Speaker
Description
GPUs are increasingly common in scientific high-performance computing; however, their benefits are not uniform across all areas of scientific computing. In certain fields, such as in sonochemistry where delay differential equations can arise, large amounts of data must be accessed based on the current state of the simulation in an unaligned and uncoalesced manner. This usually hinders the applicability of GPUs. The goal is to leverage the advantages of both GPU and CPU architectures by overlapping parallel and serial computations, as well as memory copy and write instructions, in the solution of an ensemble of differential equations (ODEs). This approach could make certain computing tasks faster and more efficient.

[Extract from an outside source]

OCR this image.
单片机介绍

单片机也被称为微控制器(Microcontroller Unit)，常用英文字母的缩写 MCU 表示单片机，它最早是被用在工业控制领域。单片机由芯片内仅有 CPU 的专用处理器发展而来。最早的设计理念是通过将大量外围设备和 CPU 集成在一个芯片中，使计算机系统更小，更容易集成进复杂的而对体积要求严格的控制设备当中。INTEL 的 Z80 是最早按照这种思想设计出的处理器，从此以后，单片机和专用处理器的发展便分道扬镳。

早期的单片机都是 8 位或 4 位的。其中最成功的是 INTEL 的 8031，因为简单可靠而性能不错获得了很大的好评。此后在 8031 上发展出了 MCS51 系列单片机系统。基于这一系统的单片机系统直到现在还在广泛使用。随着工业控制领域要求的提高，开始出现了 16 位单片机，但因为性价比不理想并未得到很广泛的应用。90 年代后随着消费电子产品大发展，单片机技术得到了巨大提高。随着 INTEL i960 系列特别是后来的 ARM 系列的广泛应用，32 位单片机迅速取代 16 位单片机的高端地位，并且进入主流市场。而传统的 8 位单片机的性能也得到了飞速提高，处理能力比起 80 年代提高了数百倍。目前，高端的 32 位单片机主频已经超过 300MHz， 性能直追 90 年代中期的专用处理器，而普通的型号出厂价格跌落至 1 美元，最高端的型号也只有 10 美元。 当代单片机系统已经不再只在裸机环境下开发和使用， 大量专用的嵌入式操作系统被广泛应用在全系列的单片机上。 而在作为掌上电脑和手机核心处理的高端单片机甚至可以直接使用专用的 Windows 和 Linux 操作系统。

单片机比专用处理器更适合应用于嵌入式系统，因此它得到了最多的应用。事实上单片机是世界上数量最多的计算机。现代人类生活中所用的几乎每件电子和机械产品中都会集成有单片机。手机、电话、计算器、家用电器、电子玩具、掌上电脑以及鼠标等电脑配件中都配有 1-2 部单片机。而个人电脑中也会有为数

The general idea of a heterogeneous CPU-GPU differential equation solver involves deploying four asynchronous CUDA streams and partitioning the workload into four equal parts, with each stream managing 1/4 of the workload. Each stream consists of four stages. Initially, data is transferred from the CPU to the GPU in the first stage, then a kernel is executed on the GPU in the second stage to compute a single Runge-Kutta step. Following this, data is transferred from the GPU to the CPU in the third stage, and finally, in the fourth stage serial calculations on the CPU are carried out. These serial calculations could involve predicting, accepting, or rejecting the time-step, or computing the delayed terms in a delay differential equation. Ideally, these four stages can be overlapped to optimize performance.

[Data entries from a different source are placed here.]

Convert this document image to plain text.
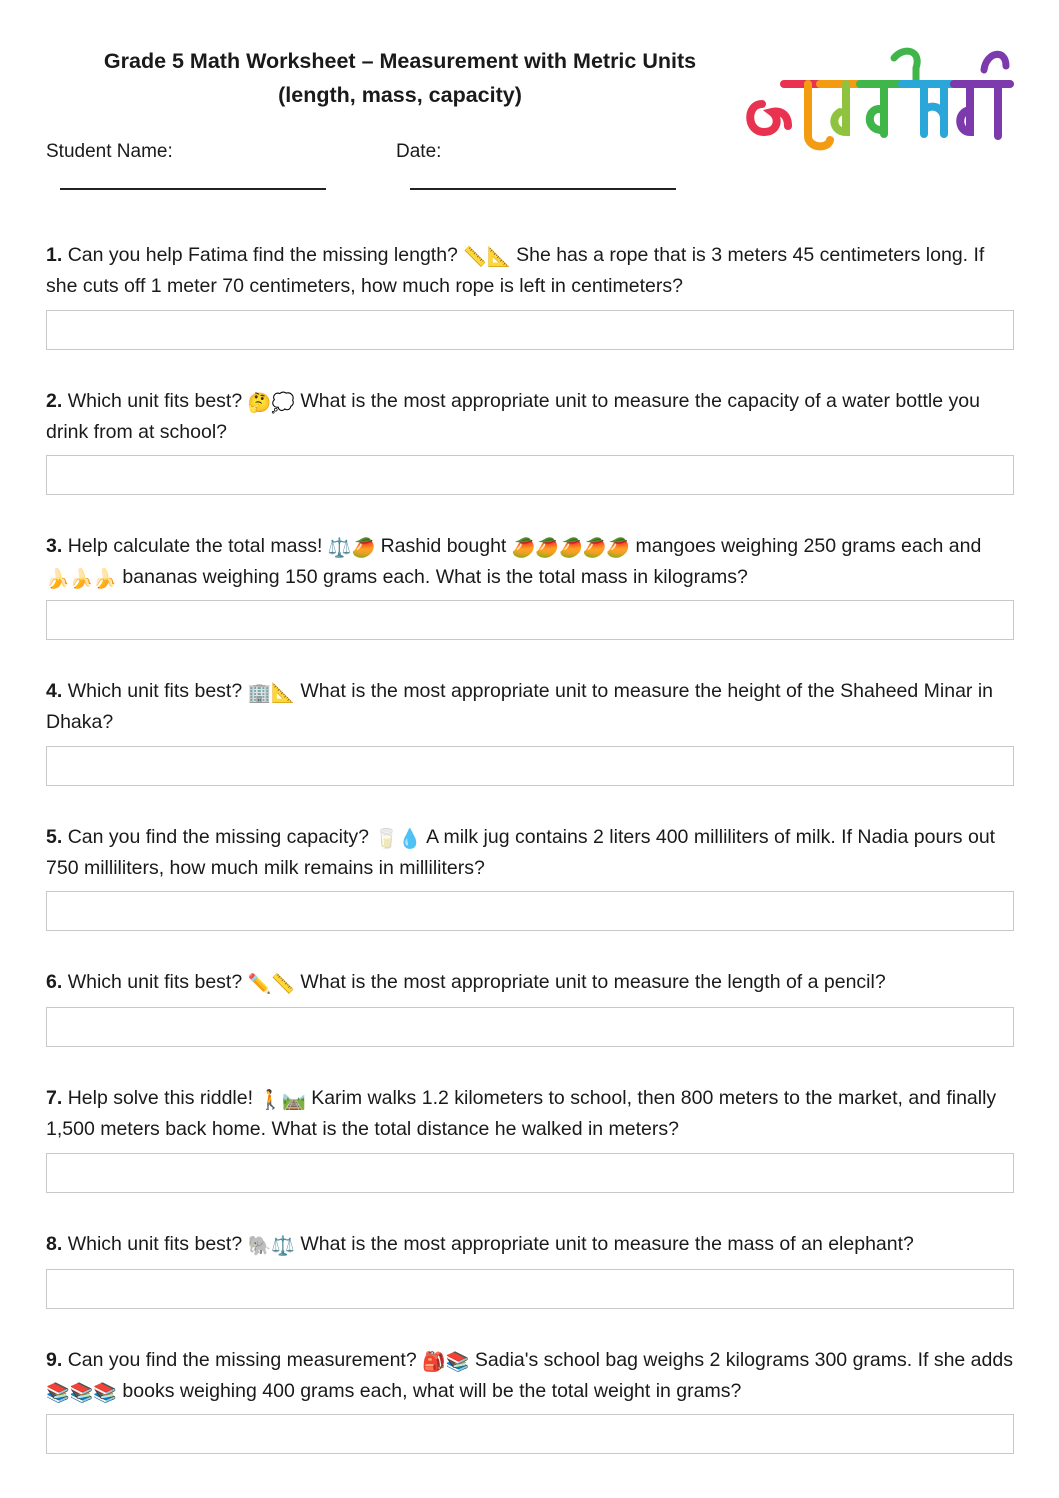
Grade 5 Math Worksheet – Measurement with Metric Units
(length, mass, capacity)
অনুশীলনী
Student Name:	Date:

1. Can you help Fatima find the missing length? 📏📐 She has a rope that is 3 meters 45 centimeters long. If she cuts off 1 meter 70 centimeters, how much rope is left in centimeters?

2. Which unit fits best? 🤔💭 What is the most appropriate unit to measure the capacity of a water bottle you drink from at school?

3. Help calculate the total mass! ⚖️🥭 Rashid bought 🥭🥭🥭🥭🥭 mangoes weighing 250 grams each and 🍌🍌🍌 bananas weighing 150 grams each. What is the total mass in kilograms?

4. Which unit fits best? 🏢📐 What is the most appropriate unit to measure the height of the Shaheed Minar in Dhaka?

5. Can you find the missing capacity? 🥛💧 A milk jug contains 2 liters 400 milliliters of milk. If Nadia pours out 750 milliliters, how much milk remains in milliliters?

6. Which unit fits best? ✏️📏 What is the most appropriate unit to measure the length of a pencil?

7. Help solve this riddle! 🚶🛤️ Karim walks 1.2 kilometers to school, then 800 meters to the market, and finally 1,500 meters back home. What is the total distance he walked in meters?

8. Which unit fits best? 🐘⚖️ What is the most appropriate unit to measure the mass of an elephant?

9. Can you find the missing measurement? 🎒📚 Sadia's school bag weighs 2 kilograms 300 grams. If she adds 📚📚📚 books weighing 400 grams each, what will be the total weight in grams?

Parameter sensitivity studies were conducted on a first-order Bernoulli-type ODE and the Duffing equation (second order ODE) using both a homogeneous GPU solver and the heterogeneous CPU-GPU approach described earlier. GPU profiling was employed to show that an overlap of the 4 stages is possible. It demonstrates that, while overlapping CPU, GPU, and memory copy operations using CUDA streams is feasible, achieving an ideal overlap is only possible under specific conditions. For the simple problems investigated, the pure GPU approach proves to be the most effective solution. However, in the future, adaptive delay differential equation solvers may benefit from employing such a heterogeneous approach.